5Adding a charcuterie board erases the county food exemption. The Maricopa County exemption covers wine plus prepackaged non-TCS snacks only. The moment the tasting room cuts cheese to order, plates cured meats, or offers anything cooked, it is serving time-and-temperature-control food and needs a full county food establishment permit with plan review, equipment, and food handler cards. Wineries that test the market with simple charcuterie often trip into a full county permit mid-season.

How long does it take?

Plan on 12 to 24 months from lease to first legal pour for a winery that needs a full buildout. The long poles run in parallel: the city building permit and construction of a mixed production-and-tasting-room space, and the City Council liquor recommendation, which targets about 90 to 120 days from when the state forwards your application but is the single most schedule-sensitive step because Council agenda slots fill weeks ahead and a protest sends it to the state Liquor Board. Submit your winery wastewater procedures to the city pretreatment program before your first crush, and a winery taking over an already-built space moves much faster.

Frequently asked questions

Do you need a permit to open a winery in Phoenix?

Yes, several, on top of the state Series 13 license. Locally a Phoenix winery needs the City Council liquor recommendation, a city privilege tax license covering both the tasting-room pour and the retail bottle sale, a building permit and Certificate of Occupancy for the mixed industrial production and assembly tasting-room occupancy, a fire place-of-assembly permit if the tasting room holds 50 or more, fire permits for CO2 and hazardous materials, a winery wastewater pretreatment submission, a backflow assembly, and a sign permit. Maricopa County does not require a food permit for a tasting room that serves only wine and prepackaged snacks.

How long does a Phoenix liquor license take for a winery?

The city portion of the Series 13 process, the 20-day posting, department review, and a City Council vote, realistically runs 90 to 120 days from when the state forwards the application to Phoenix. If the Council recommends disapproval or a neighbor files a protest, it goes to the state Liquor Board and can stretch to 6 months or longer. Because Council agenda slots fill weeks in advance, this is the most schedule-sensitive local step, so start it before or alongside your buildout.

Does Phoenix tax wine sales differently by the glass versus to go?

The rate is the same but the reporting is not.

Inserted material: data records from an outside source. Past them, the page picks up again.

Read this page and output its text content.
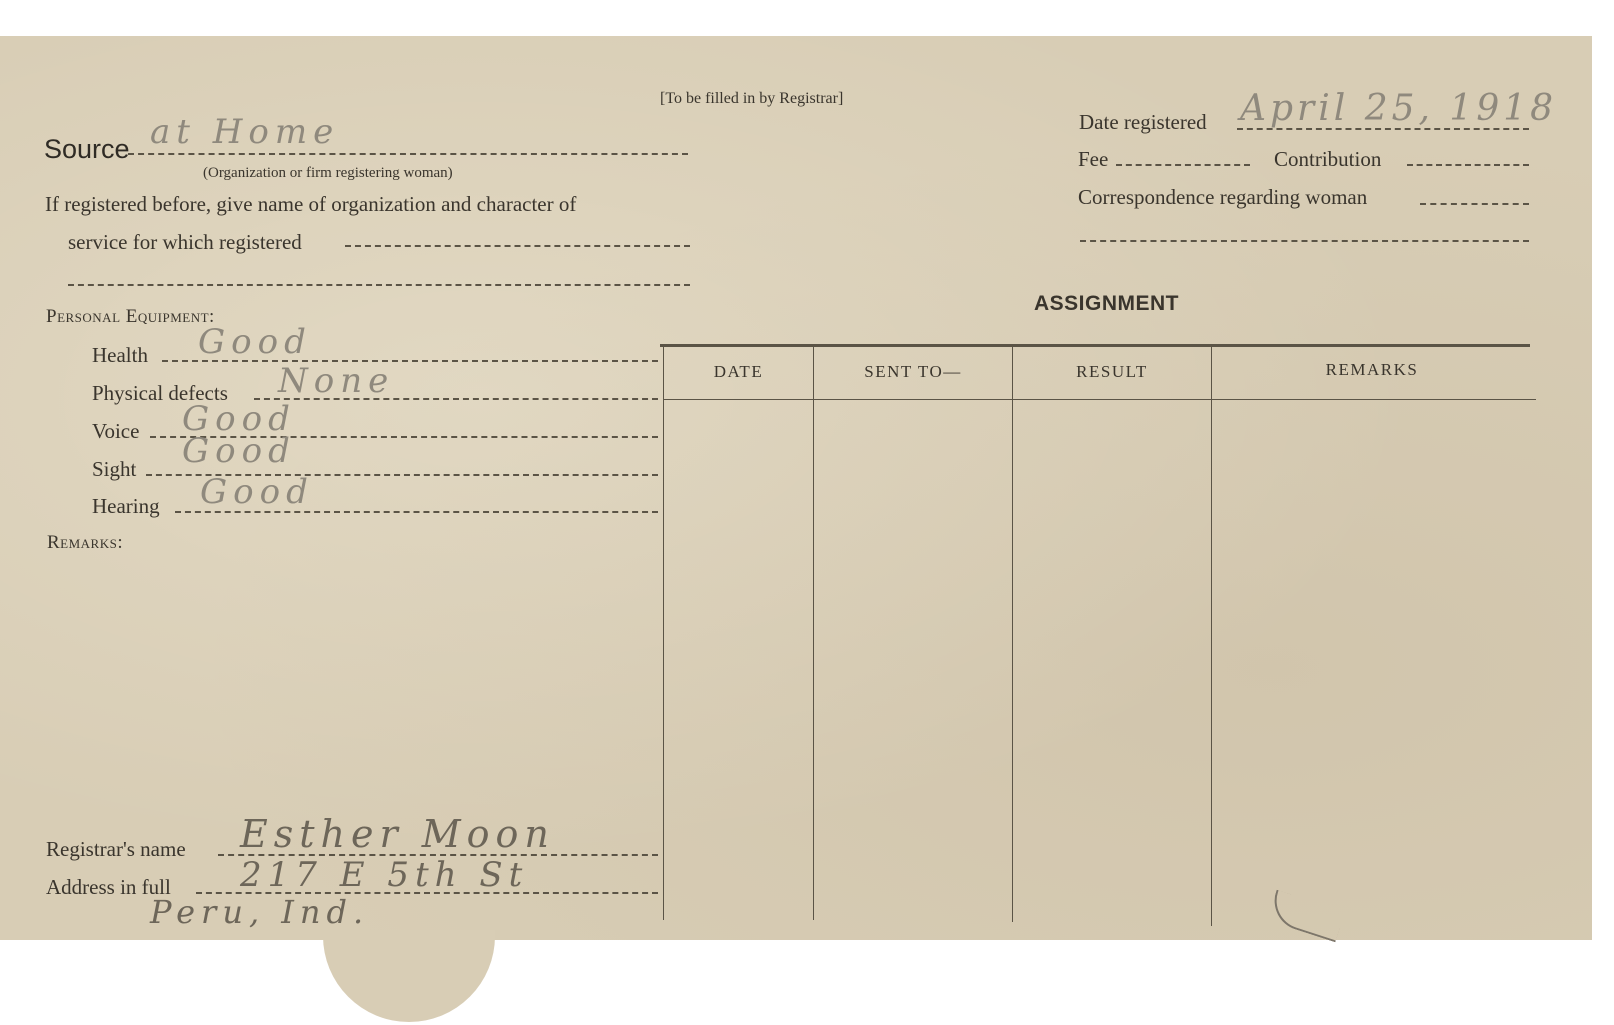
[To be filled in by Registrar]
Source at Home
(Organization or firm registering woman)
If registered before, give name of organization and character of
service for which registered
Date registered April 25, 1918
Fee	Contribution
Correspondence regarding woman
Personal Equipment:
Health Good
Physical defects None
Voice Good
Sight Good
Hearing Good
Remarks:
Registrar's name Esther Moon
Address in full 217 E 5th St
Peru, Ind.
ASSIGNMENT
DATE	SENT TO—	RESULT	REMARKS
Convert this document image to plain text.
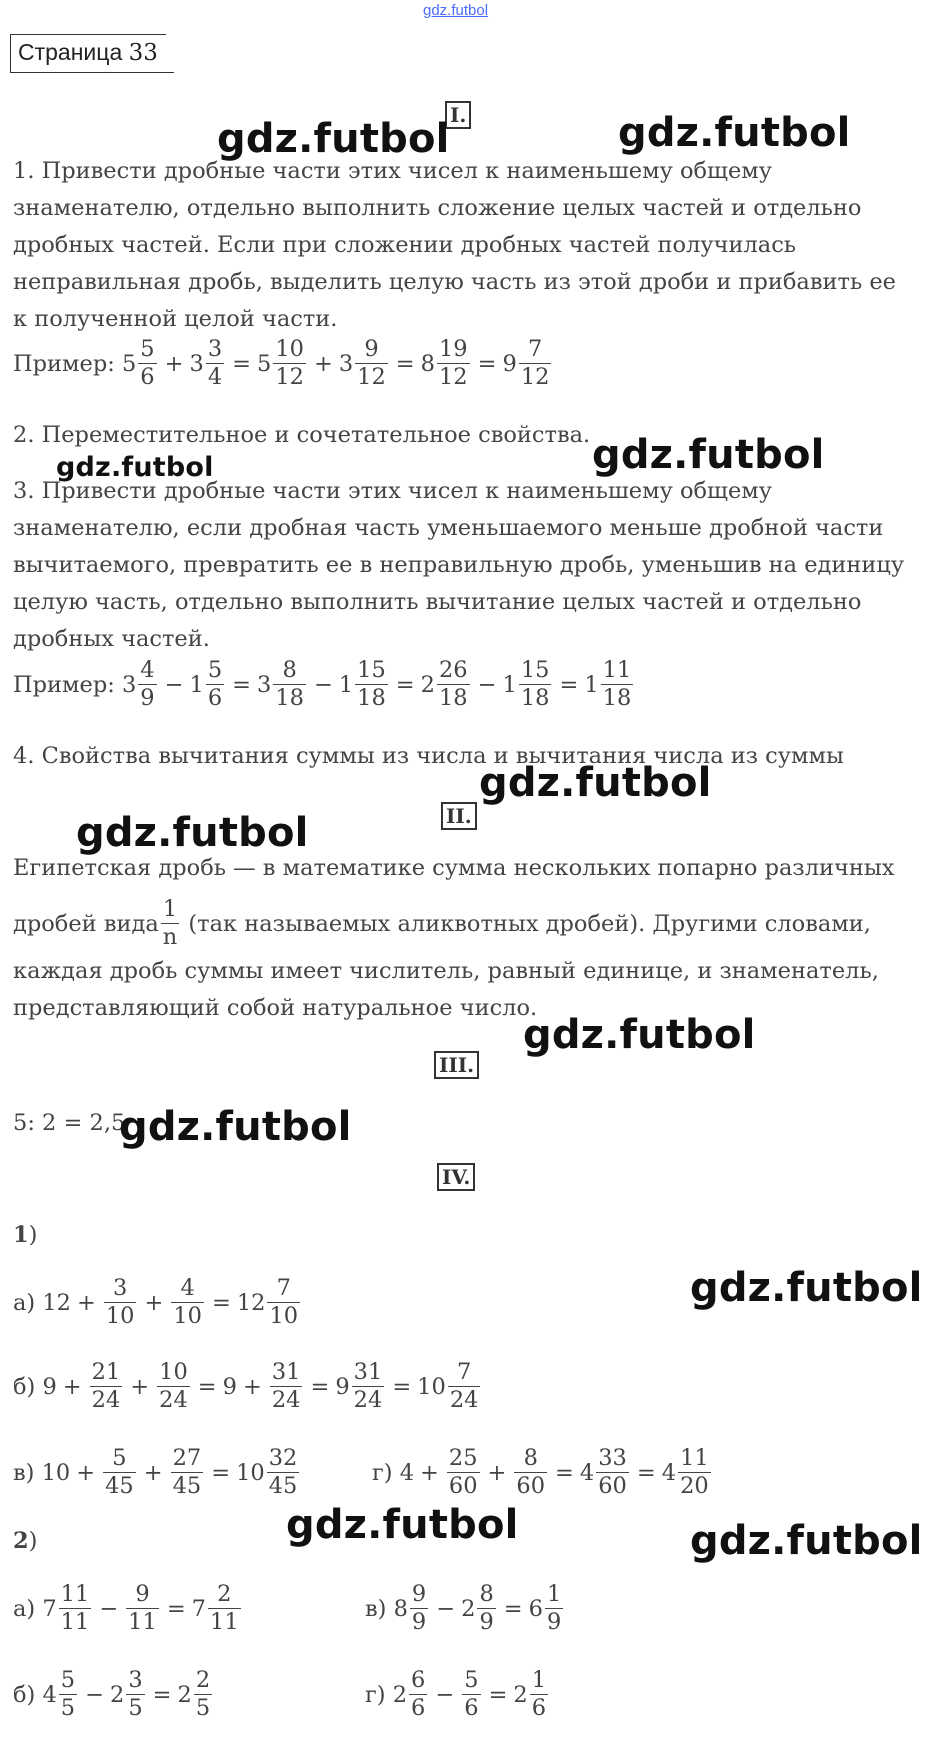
gdz.futbol
Страница 33
I.
gdz.futbol	gdz.futbol
1. Привести дробные части этих чисел к наименьшему общему знаменателю, отдельно выполнить сложение целых частей и отдельно дробных частей. Если при сложении дробных частей получилась неправильная дробь, выделить целую часть из этой дроби и прибавить ее к полученной целой части.
Пример: $5 \frac{5}{6} + 3 \frac{3}{4} = 5 \frac{10}{12} + 3 \frac{9}{12} = 8 \frac{19}{12} = 9 \frac{7}{12}$
2. Переместительное и сочетательное свойства.
gdz.futbol	gdz.futbol
3. Привести дробные части этих чисел к наименьшему общему знаменателю, если дробная часть уменьшаемого меньше дробной части вычитаемого, превратить ее в неправильную дробь, уменьшив на единицу целую часть, отдельно выполнить вычитание целых частей и отдельно дробных частей.
Пример: $3 \frac{4}{9} - 1 \frac{5}{6} = 3 \frac{8}{18} - 1 \frac{15}{18} = 2 \frac{26}{18} - 1 \frac{15}{18} = 1 \frac{11}{18}$
4. Свойства вычитания суммы из числа и вычитания числа из суммы
gdz.futbol
II.
gdz.futbol
Египетская дробь — в математике сумма нескольких попарно различных
дробей вида $\frac{1}{n}$
(так называемых аликвотных дробей). Другими словами,
каждая дробь суммы имеет числитель, равный единице, и знаменатель, представляющий собой натуральное число.
gdz.futbol
III.
5: 2 = 2,5
gdz.futbol
IV.
1 )
gdz.futbol
а) $12 + \frac{3}{10} + \frac{4}{10} = 12 \frac{7}{10}$
б) $9 + \frac{21}{24} + \frac{10}{24} = 9 + \frac{31}{24} = 9 \frac{31}{24} = 10 \frac{7}{24}$
в) $10 + \frac{5}{45} + \frac{27}{45} = 10 \frac{32}{45}$	г) $4 + \frac{25}{60} + \frac{8}{60} = 4 \frac{33}{60} = 4 \frac{11}{20}$
gdz.futbol	gdz.futbol
2 )
а) $7 \frac{11}{11} - \frac{9}{11} = 7 \frac{2}{11}$	в) $8 \frac{9}{9} - 2 \frac{8}{9} = 6 \frac{1}{9}$
б) $4 \frac{5}{5} - 2 \frac{3}{5} = 2 \frac{2}{5}$	г) $2 \frac{6}{6} - \frac{5}{6} = 2 \frac{1}{6}$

Wine poured by the glass for drinking in the tasting room is taxed under the Restaurants and Bars classification at 2.8 percent, while a sealed bottle sold to take home is taxed under Retail at the same 2.8 percent. The two are reported under separate business codes on the Arizona TPT return, and combining them is non-compliant, so a winery has to track the two activities separately from the start.

Does a Phoenix winery need a county health permit for its tasting room?

Not if the tasting room serves only wine and commercially prepackaged non-TCS snacks like crackers or pretzels. A licensed farm winery is exempt from Maricopa County food establishment permitting under the A.R.S. 36-136 exemption in the county guidance. The exemption disappears the moment any time-and-temperature-control food is served, including cut cheese, a cured-meat board, or anything cooked, at which point a full county food permit and its requirements apply.